Thursday, 26 July 2018

How do beliefs arise - Thinking in Bets – Making smarter decisions when you don’t have all the facts – by Annie Duke Part 2


How we think we form abstract beliefs:
1.       We hear something.
2.       We think about it and vet it, determining whether it is true or false; only after that.
3.       We form our belief.

We actually form abstract beliefs this way:
1.       We hear something.
2.       We believe it to be true.
3.       Only sometimes, later, if we have the time or the inclination, we think about it and vet it, determining whether it is, in fact, true or false.

If we were good at updating our beliefs based on new information, our haphazard belief formation process might cause us relatively few problems. Sadly, this is not the way it works. We form beliefs without vetting most of them and maintain them even after receiving clear, corrective information.

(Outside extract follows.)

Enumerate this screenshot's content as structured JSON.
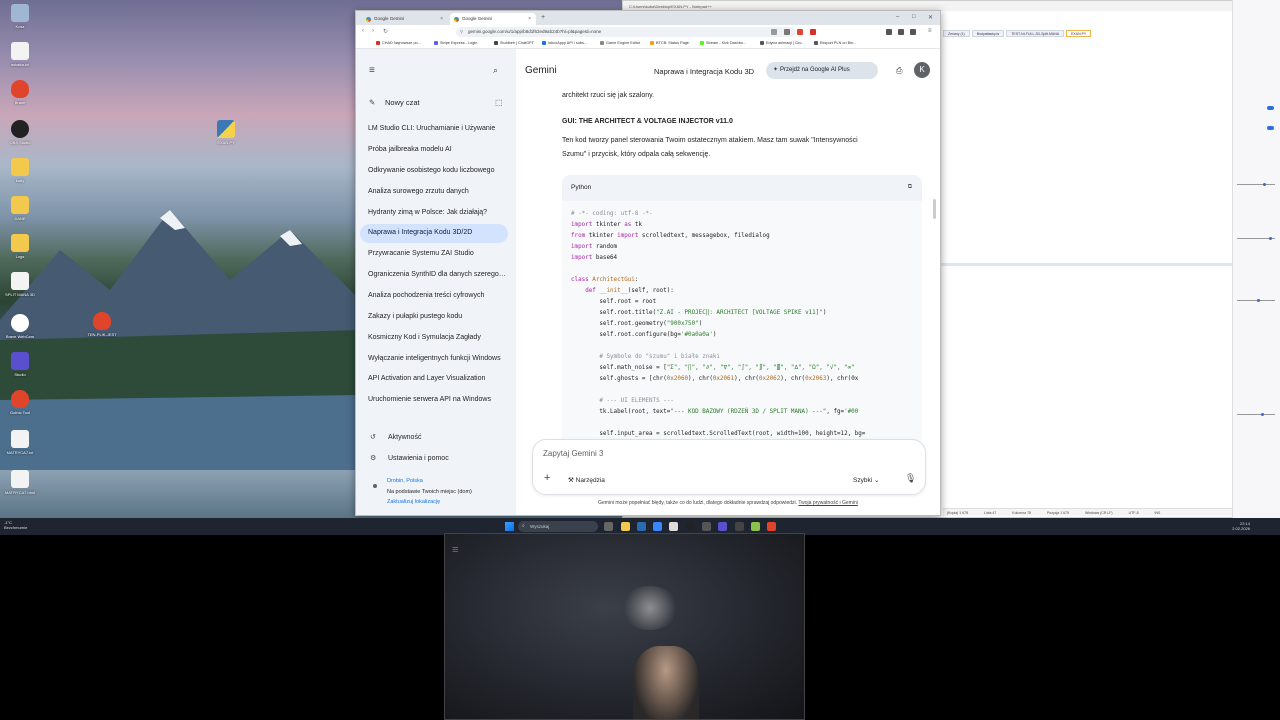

Truthseeking, the desire to know the truth regardless of whether the truth aligns with the beliefs we currently hold, is not naturally supported by the way we process information. We might think of ourselves as open-minded and capable of updating our beliefs based on new information, but the research conclusively shows otherwise. Instead of altering our beliefs to fit new information, we do the opposite, altering our interpretation of that information to fit our beliefs.

“We do not simply react to an event…. We behave according to what we bring to the occasion” (Hastorf and Cantrill). Our beliefs affect how we process all new things, ‘whether the thing is a football game, a presidential candidate, Communism or spinach.”

Once a belief is lodged, it becomes difficult to dislodge. It takes a life on its own, leading us to notice and seek out evidence conforming our belief, rarely challenge the validity of confirming evidence, and ignore or work hard to actively discredit information contradicting the belief. This irrational circular information processing pattern is called motivated reasoning.